The purpose of this paper is to evaluate how women’s underrepresentation in leadership is often attributed to structural barriers or ambition gaps and how capable women deliberately distance themselves from managerial roles. This paper introduces the concept of people management saturation (PMS), a state of emotional and cognitive overload experienced by individuals who feel they are already managing, coordinating and emotionally supporting others in their personal lives, most often through caregiving or motherhood. Ironically echoing a biological acronym long used to marginalize women’s discomfort, PMS here reframes leadership opt-out as a rational act of emotional self-preservation.
By reviewing and integrating diverse literatures on gendered emotional labor, leadership identity regulation and resource depletion, the paper develops a conceptual framework explaining how PMS emerges, how it shapes leadership self-selection and under what contextual conditions it is intensified or mitigated.

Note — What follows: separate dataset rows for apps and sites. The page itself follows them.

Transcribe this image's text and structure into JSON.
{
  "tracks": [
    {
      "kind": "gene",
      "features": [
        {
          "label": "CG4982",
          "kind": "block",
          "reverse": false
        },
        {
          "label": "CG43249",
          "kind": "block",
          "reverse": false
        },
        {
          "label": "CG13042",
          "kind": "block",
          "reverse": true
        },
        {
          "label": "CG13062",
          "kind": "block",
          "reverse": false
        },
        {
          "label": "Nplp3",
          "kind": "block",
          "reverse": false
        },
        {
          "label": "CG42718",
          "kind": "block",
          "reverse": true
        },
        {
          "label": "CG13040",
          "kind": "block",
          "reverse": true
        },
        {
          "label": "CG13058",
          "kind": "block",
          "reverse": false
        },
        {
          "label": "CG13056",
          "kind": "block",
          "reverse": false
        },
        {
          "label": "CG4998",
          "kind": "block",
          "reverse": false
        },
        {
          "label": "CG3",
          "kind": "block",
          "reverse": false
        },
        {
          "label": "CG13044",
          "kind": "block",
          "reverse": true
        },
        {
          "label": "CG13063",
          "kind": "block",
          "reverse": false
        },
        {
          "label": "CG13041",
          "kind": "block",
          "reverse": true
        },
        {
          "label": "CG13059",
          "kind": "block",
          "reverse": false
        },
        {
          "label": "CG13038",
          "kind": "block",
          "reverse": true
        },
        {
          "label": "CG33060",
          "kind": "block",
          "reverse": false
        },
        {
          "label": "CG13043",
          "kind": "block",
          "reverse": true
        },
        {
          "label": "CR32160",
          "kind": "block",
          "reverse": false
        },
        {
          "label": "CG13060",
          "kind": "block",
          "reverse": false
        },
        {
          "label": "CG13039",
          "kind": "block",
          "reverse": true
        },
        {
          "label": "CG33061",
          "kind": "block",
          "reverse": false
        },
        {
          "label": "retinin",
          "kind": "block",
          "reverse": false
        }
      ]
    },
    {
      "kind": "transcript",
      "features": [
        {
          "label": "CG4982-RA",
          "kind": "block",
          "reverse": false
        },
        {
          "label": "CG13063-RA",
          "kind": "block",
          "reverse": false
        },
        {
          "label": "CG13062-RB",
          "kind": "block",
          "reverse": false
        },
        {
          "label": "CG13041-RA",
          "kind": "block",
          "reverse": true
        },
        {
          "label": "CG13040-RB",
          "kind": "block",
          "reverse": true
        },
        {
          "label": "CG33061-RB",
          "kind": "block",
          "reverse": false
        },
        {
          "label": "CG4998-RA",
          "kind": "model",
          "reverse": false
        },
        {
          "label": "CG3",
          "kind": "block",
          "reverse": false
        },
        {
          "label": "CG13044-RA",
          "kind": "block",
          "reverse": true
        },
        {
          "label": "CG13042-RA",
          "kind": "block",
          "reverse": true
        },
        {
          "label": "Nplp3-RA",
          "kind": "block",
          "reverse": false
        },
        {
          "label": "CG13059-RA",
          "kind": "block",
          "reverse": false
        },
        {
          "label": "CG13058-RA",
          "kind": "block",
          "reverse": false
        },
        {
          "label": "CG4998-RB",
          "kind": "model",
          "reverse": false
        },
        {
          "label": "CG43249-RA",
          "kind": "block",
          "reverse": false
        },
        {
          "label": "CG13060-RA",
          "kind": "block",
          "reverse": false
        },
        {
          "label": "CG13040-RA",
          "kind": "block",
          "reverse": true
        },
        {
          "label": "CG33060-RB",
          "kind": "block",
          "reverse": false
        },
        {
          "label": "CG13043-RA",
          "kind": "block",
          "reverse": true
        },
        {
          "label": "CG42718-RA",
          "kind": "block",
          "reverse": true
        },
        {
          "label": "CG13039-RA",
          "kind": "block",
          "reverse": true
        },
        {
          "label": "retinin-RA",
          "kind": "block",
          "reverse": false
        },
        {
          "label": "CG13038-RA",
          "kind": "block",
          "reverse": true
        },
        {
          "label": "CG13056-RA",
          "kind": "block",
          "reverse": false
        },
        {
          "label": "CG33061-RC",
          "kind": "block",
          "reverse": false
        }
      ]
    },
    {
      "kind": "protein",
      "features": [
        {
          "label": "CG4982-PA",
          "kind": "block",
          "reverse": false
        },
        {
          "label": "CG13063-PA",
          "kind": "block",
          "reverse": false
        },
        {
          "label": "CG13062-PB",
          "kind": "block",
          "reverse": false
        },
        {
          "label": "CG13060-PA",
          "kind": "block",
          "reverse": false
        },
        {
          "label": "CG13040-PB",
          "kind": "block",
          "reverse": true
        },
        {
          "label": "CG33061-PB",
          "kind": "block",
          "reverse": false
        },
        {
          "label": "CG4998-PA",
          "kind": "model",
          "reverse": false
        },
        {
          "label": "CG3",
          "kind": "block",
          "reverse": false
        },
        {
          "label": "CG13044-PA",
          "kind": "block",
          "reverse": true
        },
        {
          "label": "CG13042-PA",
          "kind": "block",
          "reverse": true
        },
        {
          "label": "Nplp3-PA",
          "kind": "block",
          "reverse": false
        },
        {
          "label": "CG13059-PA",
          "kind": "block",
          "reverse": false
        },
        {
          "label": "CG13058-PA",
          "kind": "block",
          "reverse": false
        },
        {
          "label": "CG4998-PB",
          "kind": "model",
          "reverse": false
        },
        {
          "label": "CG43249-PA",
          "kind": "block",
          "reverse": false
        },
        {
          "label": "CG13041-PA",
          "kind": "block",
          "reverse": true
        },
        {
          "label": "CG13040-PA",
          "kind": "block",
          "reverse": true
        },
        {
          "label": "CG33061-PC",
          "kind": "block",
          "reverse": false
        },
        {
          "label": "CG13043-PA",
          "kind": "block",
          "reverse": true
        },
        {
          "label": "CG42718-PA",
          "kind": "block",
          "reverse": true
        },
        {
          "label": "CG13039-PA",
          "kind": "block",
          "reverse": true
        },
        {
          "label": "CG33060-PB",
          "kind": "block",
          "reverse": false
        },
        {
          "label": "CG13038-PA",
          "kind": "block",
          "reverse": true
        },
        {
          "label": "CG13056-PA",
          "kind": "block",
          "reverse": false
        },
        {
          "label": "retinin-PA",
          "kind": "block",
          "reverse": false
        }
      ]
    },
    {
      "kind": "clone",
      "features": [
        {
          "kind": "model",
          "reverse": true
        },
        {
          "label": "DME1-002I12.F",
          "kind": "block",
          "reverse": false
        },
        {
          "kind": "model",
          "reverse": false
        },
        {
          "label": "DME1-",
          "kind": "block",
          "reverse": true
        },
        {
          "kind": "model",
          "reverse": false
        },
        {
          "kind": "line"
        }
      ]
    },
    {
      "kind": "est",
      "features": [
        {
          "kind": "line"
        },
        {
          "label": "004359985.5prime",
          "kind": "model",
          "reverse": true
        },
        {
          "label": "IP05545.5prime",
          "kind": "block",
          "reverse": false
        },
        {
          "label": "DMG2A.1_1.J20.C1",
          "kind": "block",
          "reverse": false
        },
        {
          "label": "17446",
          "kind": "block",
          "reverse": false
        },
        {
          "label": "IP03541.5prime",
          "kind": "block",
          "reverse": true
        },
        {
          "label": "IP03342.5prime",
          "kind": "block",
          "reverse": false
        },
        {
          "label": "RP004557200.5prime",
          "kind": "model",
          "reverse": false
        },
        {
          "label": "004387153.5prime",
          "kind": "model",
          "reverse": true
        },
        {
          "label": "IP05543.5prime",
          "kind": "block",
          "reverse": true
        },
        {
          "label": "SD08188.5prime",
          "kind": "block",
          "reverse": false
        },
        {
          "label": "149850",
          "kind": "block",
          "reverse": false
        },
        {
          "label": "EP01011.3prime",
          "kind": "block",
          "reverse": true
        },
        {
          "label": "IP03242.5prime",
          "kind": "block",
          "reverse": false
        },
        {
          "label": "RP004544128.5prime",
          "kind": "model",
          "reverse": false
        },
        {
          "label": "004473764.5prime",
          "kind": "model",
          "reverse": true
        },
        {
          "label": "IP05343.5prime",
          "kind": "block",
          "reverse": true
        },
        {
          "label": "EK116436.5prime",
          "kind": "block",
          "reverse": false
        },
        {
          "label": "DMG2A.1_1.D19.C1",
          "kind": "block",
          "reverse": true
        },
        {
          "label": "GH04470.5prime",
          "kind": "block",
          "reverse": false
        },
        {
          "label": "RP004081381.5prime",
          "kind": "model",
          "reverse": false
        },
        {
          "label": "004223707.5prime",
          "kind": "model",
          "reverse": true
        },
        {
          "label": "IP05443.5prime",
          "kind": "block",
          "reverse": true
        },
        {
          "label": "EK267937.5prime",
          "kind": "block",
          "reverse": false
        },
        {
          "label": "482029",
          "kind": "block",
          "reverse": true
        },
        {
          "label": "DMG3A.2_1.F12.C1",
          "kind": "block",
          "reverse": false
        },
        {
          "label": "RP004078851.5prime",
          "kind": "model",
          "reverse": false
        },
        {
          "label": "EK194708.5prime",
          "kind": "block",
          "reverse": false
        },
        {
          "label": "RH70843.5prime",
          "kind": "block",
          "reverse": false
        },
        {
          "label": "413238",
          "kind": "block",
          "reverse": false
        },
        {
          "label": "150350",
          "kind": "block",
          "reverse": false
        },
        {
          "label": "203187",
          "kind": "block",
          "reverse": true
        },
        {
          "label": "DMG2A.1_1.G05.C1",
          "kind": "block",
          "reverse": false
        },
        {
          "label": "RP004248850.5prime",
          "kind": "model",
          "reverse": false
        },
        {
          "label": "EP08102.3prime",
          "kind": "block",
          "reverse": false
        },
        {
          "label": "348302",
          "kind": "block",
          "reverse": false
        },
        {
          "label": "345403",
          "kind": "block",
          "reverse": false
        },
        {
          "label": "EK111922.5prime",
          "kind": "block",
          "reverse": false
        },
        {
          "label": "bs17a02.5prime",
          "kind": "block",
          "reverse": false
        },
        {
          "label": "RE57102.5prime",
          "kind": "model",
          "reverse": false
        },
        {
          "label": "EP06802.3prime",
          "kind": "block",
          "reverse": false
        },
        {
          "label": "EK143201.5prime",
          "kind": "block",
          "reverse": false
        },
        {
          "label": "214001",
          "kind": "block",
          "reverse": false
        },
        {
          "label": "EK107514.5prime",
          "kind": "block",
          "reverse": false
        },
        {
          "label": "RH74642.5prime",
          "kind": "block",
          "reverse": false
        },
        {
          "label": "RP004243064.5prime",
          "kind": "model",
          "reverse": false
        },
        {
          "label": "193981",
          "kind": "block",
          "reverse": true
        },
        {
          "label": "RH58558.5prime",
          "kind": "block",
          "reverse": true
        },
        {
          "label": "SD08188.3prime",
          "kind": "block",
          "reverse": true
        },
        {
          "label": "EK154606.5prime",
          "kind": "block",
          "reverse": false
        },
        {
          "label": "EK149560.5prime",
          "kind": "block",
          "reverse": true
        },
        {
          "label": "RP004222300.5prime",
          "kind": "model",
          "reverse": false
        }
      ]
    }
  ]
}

The reason is that this is a conceptual paper. The outcome of this paper is to introduce the PMS construct.
This paper invites scholars to reconsider how leadership is defined, emotionally distributed and rewarded, and to recognize that, for some individuals, declining to manage others can represent an act of identity preservation. In doing so, it extends the mental-load literature beyond the domestic sphere and contributes to theories of gender, emotion, and leadership in management studies.